Le conseguenze sono problemi inevitabili sul lavoro, che spesso viene
perduto oppure negato, e continue violazioni della privacy».
Come per Nicole e Monica, anche Michela da quando è donna ne ha passate delle belle. E non solo lei, ma anche il suo compagno. «Lui ha fatto il percorso inverso al mio: nato donna, è diventato uomo da qualche anno. Quando era donna, è stato sposato ed ha avuto due figli.
Ma poi ha capito che non poteva continuare a nascondere e a reprimere
la sua vera natura, ed ha trovato il coraggio di diventare uomo».
«Noi due viviamo in sintonia, gli unici problemi arrivano da questa
società nella quale viviamo, che è impreparata e intollerante e che,
sulla base di una legge vecchia 32 anni, ci costringe a vivere con un
nome, con un’identità anagrafica che non ci appartiene più. Così, per
esempio quando paghiamo con la carta di credito, ci capita di
dover spiegare perché sui documenti che mostriamo c’è un nome maschile,
o nel caso del mio compagno femminile. Stessa cosa quando
ritiriamo delle analisi, un pacco o preleviamo dei soldi allo sportello
delle poste e, ovviamente, tutti i presenti vengono a conoscenza del
nostro passato e della nostra situazione attuale. Per non parlare delle
opportunità di lavoro che vanno perdute».
Michela è una veterinaria. «Non avendo ancora i
documenti né il codice fiscale con la mia nuova identità da donna, non
posso firmare e timbrare prescrizioni e fatture. Ho dovuto rinunciare a svolgere la mia professione.
E, nel frattempo, ho bruciato tanti colloqui di lavoro, che sono finiti
male appena ho rivelato di aver cambiato sesso. Tanto che, alla fine, ho cominciato a omettere il mio nome anagrafico sul curriculum. E alla fine un lavoro l’ho trovato, anche se solo per pochi giorni al mese».
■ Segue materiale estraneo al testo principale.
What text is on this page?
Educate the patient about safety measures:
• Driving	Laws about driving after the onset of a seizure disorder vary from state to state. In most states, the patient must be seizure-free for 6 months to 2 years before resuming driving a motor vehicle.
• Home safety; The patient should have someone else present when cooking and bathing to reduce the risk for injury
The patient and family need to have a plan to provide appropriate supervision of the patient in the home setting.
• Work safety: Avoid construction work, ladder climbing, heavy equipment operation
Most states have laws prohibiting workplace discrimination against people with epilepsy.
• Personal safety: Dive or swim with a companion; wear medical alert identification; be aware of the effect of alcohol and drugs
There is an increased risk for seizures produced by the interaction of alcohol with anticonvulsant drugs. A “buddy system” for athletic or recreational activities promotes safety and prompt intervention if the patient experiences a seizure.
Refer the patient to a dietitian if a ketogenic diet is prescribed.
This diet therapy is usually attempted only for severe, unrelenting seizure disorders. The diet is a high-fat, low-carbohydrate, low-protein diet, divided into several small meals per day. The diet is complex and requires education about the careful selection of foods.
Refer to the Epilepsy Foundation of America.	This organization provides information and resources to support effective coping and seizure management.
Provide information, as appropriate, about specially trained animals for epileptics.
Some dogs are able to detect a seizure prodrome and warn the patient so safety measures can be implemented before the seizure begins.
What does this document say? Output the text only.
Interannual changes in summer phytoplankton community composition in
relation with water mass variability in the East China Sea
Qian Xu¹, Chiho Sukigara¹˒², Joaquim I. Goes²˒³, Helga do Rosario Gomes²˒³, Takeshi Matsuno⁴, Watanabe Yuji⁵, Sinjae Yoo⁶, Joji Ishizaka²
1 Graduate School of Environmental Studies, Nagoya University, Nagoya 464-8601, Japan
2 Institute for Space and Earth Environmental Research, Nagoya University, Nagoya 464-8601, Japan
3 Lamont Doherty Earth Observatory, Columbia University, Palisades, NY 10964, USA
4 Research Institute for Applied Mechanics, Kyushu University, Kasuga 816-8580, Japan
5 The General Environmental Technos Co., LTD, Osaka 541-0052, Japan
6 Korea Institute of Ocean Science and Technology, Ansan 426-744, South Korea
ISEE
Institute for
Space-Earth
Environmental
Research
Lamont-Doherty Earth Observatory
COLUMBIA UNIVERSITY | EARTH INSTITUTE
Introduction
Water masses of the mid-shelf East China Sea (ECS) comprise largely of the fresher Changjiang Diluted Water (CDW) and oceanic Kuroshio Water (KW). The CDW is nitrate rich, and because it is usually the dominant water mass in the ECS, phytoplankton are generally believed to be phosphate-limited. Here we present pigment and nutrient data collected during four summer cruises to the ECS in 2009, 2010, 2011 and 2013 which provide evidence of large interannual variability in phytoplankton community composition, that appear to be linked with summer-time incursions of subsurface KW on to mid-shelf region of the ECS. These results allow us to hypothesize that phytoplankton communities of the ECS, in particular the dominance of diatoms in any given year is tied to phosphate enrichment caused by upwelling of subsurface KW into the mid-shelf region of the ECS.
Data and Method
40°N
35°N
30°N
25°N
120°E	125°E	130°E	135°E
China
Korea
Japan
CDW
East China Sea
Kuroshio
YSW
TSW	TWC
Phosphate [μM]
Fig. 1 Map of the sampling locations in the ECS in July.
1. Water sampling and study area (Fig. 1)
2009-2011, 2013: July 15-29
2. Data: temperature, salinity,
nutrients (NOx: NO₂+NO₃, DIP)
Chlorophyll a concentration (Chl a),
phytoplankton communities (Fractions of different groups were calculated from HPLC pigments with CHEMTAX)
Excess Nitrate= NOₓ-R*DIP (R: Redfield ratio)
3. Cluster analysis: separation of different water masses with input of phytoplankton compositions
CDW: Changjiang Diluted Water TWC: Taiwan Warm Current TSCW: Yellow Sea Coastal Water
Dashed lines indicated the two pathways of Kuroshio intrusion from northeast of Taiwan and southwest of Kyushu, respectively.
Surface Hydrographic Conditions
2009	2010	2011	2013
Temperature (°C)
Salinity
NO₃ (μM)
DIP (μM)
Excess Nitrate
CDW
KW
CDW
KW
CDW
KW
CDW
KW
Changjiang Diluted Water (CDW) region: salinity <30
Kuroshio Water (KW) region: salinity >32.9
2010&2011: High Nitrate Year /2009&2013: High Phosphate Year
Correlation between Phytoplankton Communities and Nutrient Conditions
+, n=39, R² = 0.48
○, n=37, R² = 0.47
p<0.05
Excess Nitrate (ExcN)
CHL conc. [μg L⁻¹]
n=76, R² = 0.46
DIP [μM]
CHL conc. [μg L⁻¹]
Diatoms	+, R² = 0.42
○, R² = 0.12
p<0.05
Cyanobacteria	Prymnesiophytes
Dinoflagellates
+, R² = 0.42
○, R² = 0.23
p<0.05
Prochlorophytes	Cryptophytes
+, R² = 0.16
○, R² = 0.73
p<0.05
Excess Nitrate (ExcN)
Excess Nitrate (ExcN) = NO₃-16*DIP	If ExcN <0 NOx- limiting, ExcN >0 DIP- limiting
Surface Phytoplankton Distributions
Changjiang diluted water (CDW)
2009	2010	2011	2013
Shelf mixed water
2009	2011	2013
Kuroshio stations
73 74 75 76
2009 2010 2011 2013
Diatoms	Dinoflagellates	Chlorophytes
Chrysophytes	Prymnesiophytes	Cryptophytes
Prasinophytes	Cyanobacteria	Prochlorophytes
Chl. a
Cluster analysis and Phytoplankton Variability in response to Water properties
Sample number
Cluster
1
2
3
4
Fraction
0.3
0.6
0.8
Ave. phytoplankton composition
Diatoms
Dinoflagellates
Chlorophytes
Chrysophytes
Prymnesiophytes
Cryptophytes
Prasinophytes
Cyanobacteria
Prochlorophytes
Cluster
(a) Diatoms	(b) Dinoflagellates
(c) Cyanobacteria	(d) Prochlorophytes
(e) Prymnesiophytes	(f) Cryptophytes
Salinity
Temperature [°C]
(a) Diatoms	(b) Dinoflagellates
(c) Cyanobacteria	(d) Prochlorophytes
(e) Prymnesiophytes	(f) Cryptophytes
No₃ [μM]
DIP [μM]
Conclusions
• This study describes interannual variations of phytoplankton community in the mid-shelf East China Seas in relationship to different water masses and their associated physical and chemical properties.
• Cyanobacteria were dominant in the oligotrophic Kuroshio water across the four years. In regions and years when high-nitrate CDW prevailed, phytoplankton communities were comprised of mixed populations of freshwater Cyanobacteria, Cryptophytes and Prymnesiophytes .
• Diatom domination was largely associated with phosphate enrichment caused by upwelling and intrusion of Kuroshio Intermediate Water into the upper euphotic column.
Michela è consapevole che quello che le sta capitando non è degno di un Paese civile. Da mesi lotta per difendere i suoi diritti, e adesso anche quelli delle altre e degli altri come lei. «Ho avviato una petizione su Change.org per chiedere al presidente della Camera, Laura Boldrini, e a quello del senato, Pietro Grasso, di accelerare
l’iter di approvazione di una proposta di legge sulla modificazione
dell’attribuzione di sesso e per il divieto di intervenire
chirurgicamente sui bambini nati con atipicità genitali, così da
garantire dignità e inserimento sociale alle persone trasgender e
transessuali. Invito tutti a firmare e aiutarci, perché in Italia siamo tanti, senza diritti e discriminati».